UCT trains and places qualified teachers, particularly black and Latino men, in the classrooms, to meet these goals. Only four percent of public school teachers in New York City are black men. Research has shown that educators who share the race and gender of the students they instruct have a quantifiable positive effect on their students’ academic performance.
Springer realizes that there are significant structural obstacles to overcome, but he says he is up for the challenge.
“Education is a highly politicized field. There is no such thing as neutrality. If we’re just going with the flow, we’re actually supporting the status quo,” says Springer. “UCT has equipped me with the necessary skills to meet the task of operating within the system while also changing it for the better.”
Housed in the School of Education, UCT was created in collaboration with the Empowering, Recruiting, Investing and Supporting (ERIS) Program and the Black and Latino Male Initiative (BLMI) in 2010. UCT continues Brooklyn College’s track record of excellence in training teachers.
According to a 2013 report by the New York City Department of Education, Brooklyn College sends the highest percentage of qualified teachers into the New York City public school system—more than any other university in the state, besting both Columbia University and New York University.
With UCT, the college keeps pace with national trends. This year, the Obama administration announced “My Brother’s Keeper,” a nationwide initiative that will test the strategies designed to improve the academic performances of young men of color.
“We train the students in UCT to be aware of the cultures of the young people in their classrooms,” says Associate Professor Haroon Kharem of the Department of Childhood, Bilingual, and Special Education, who is also one of the program founders. “Our scholars are researching, discussing and understanding culturally responsive pedagogy. When they walk into a classroom, they are fully prepared to put what they’ve learned into practice.”
The faculty involved with UCT are aware of the challenges their students will face once they leave the program and enter the public school system. Teachers of color are 24 percent more likely to leave the profession than their white counterparts because of the tremendous pressure they feel to succeed given what is at stake in regard to academic performances of students of color.
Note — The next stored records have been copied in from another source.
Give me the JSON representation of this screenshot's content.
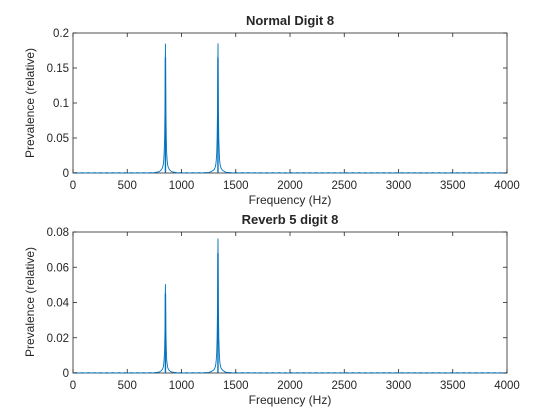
{
  "chart_data": [
    {
      "type": "line",
      "title": "Normal Digit 8",
      "xlabel": "Frequency (Hz)",
      "ylabel": "Prevalence (relative)",
      "xlim": [
        0,
        4000
      ],
      "ylim": [
        0,
        0.2
      ],
      "xticks": [
        "0",
        "500",
        "1000",
        "1500",
        "2000",
        "2500",
        "3000",
        "3500",
        "4000"
      ],
      "yticks": [
        "0",
        "0.05",
        "0.1",
        "0.15",
        "0.2"
      ],
      "grid": false,
      "color": "#0072BD",
      "peaks": [
        {
          "x": 852,
          "y": 0.165
        },
        {
          "x": 1336,
          "y": 0.165
        }
      ]
    },
    {
      "type": "line",
      "title": "Reverb 5 digit 8",
      "xlabel": "Frequency (Hz)",
      "ylabel": "Prevalence (relative)",
      "xlim": [
        0,
        4000
      ],
      "ylim": [
        0,
        0.08
      ],
      "xticks": [
        "0",
        "500",
        "1000",
        "1500",
        "2000",
        "2500",
        "3000",
        "3500",
        "4000"
      ],
      "yticks": [
        "0",
        "0.02",
        "0.04",
        "0.06",
        "0.08"
      ],
      "grid": false,
      "color": "#0072BD",
      "peaks": [
        {
          "x": 852,
          "y": 0.045
        },
        {
          "x": 1336,
          "y": 0.068
        }
      ]
    }
  ]
}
“One of the things we take very seriously is mentorship,” says Childhood, Bilingual, and Special Education Adjunct Assistant Professor Trina Yearwood. “We mentor the scholars in our program and help them understand that the more they teach, the better they will be at it. We provide opportunities for them to hone the particular skills they’ll need to succeed in these situations. That is, via our own experiences with the public school system, we give them insight into the reality of what they will contend with along with the mechanisms to excel.”
While in the program, candidates receive full and partial scholarships, participate in preparatory workshops and biweekly seminars, conduct fieldwork in at-risk schools, and have access to professional conferences and other educational events. The faculty also continues to check in on the progress of its graduates while they are working as teachers. Additionally, the graduates themselves remain in touch with each other and support one another in their work.
Springer says his work as a teacher allows him to wake up each day with a renewed sense of purpose.
“What I try to remember, and what UCT instilled in me, is the idea that we teachers are more important than the pop culture icons in the lives of the kids we’re trying to educate,” he says. “What we are charged with doing, educating young people, is the most important work on Earth. And we have to believe that—for it may be the only thing that saves the world.”